The fare was average as these things went, but on space colonies and heavily populated worlds, fresh meat was an expensive rarity grown in vats, and I’d just spent over a week on a starship where every meal was processed soy and spirulina. I savored the smell and the taste and the texture and just the pure psychological joy of it.
Once the corners of my stomach began to get filled in, I glanced surreptitiously around at the diners on either side of us and across the table. They were a mix of prosperous-looking locals and a pair of spacers who were likely smugglers, but none seemed to be paying us any attention.
“So tell me something, Bobbi,” I said to her in a casual tone, not whispering but speaking quietly enough that it wouldn’t carry, “how long have you been working for General Murdock?”

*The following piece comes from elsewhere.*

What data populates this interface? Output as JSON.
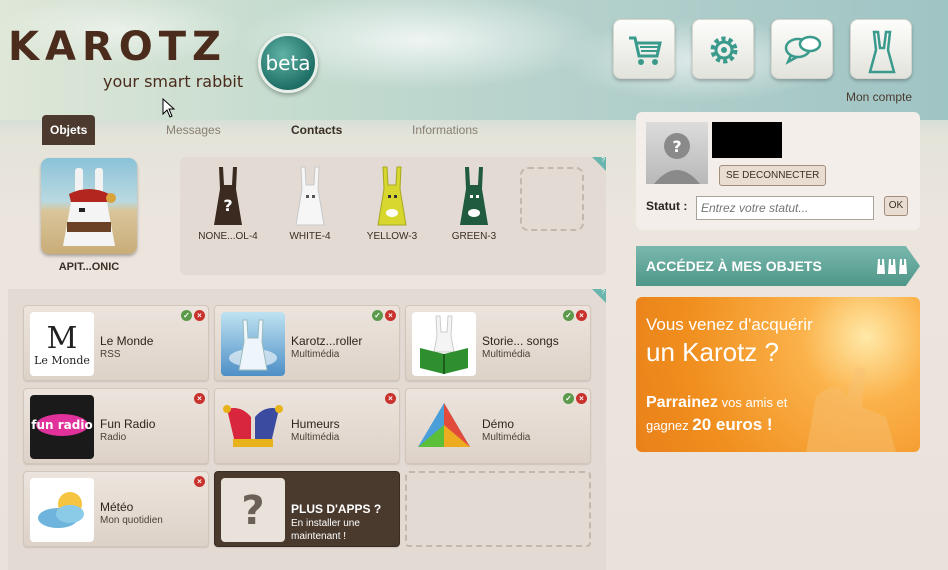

Bobbi had been in the middle of a bite, and she nearly choked on it. I’d rarely seen her lose her composure and I almost laughed. She took a swallow of ale to stop her coughing before she even tried to answer me.
“How the fuck did you know?” She demanded.
“A few things.” I’d tried to organize my thoughts before I spoke. I’d had several days to arrange everything in my head and convince myself that my reasoning was sound. “For one, there was no real reason for him to bring you along on our initial meeting. Strategically, it didn’t make sense; he’d have wanted me alone and off-balance and less inclined to bullshit him. Having you along was moral support.” I ticked off a finger-count. “Two, you were respectful to him.” I snorted. “I don’t have to tell you how much that shocked me.”